Average results reported in studies are a good starting point for people who are similar to the studies’ participants. But you need to generate your own data, with the goal of “knowing yourself through numbers” by progressively analyzing it. This is akin to building a “numeric diary”. It is not exactly an “N=1” experiment, as some like to say, because you can generate multiple data points (e.g., N=200) on how your body alone responds to diet and lifestyle changes over time.

HealthCorrelator for Excel (HCE)

I think I have finally been able to develop a software tool that can help people do that. I have been using it myself for years, initially as a prototype. You can see the results of my transformation on this post.
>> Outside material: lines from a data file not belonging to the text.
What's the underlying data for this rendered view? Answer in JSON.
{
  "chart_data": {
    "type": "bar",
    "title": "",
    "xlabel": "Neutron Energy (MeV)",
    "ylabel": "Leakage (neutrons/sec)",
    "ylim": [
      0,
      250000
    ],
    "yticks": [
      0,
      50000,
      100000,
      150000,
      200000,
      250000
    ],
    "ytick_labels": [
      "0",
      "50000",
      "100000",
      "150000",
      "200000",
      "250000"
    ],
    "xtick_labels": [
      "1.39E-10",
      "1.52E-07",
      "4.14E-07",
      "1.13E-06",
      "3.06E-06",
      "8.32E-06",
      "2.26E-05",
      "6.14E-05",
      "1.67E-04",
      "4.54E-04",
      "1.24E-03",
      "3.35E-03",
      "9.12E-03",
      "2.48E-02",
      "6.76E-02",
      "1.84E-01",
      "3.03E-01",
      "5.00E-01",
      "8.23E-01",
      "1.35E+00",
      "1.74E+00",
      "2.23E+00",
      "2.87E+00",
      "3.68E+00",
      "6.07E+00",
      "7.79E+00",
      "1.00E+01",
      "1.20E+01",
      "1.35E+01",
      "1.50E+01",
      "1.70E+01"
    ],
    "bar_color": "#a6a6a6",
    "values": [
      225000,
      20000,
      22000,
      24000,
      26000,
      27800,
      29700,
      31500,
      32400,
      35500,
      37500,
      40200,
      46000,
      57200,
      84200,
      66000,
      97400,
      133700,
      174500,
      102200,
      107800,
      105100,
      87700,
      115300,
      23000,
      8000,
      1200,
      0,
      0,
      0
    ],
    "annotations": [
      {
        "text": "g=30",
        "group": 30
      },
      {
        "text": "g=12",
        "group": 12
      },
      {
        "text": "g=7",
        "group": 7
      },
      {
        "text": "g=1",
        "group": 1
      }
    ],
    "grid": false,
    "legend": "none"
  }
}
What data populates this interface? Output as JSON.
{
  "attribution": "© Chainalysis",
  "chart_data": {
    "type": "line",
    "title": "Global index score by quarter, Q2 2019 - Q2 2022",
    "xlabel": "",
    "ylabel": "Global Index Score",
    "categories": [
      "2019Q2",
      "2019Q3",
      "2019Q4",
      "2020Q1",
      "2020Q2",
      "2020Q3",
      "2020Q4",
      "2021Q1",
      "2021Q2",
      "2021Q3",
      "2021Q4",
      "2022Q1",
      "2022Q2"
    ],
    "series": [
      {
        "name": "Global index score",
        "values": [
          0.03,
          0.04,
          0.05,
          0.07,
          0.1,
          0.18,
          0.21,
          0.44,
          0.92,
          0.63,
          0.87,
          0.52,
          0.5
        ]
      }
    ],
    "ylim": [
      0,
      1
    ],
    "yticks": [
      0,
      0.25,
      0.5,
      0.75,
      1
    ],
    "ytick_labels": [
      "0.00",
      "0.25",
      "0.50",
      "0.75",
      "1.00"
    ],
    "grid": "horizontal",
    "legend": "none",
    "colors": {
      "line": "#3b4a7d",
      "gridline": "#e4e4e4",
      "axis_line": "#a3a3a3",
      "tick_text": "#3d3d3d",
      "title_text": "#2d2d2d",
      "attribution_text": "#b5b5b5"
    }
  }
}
The challenge for me was to generate a tool that was simple enough to use, and yet powerful enough to give people good insights on what is going on with their body.

The software tool is called HealthCorrelator for Excel (HCE). It runs on Excel, and generates coefficients of association (correlations, which range from -1 to 1) among variables and graphs at the click of a button.

This 5-minute YouTube video shows how the software works in general, and this 10-minute video goes into more detail on how the software can be used to manage a specific health variable. These two videos build on a very small sample dataset, and their focus is on HDL cholesterol management. Nevertheless, the software can be used in the management of just about any health-related variable – e.g., blood glucose, triglycerides, muscle strength, muscle mass, depression episodes etc.

You have to enter data about yourself, and then the software will generate coefficients of association and graphs at the click of a button. As you can see from the videos above, it is very simple. The interpretation of the results is straightforward in most cases, and a bit more complicated in a smaller number of cases. Some results will probably surprise users, and their doctors.

For example, a user who is a patient may be able to show to a doctor that, in the user’s specific case, a diet change influences a particular variable (e.g., triglycerides) much more strongly than a prescription drug or a supplement. More posts will be coming in the future on this blog about these and other related issues.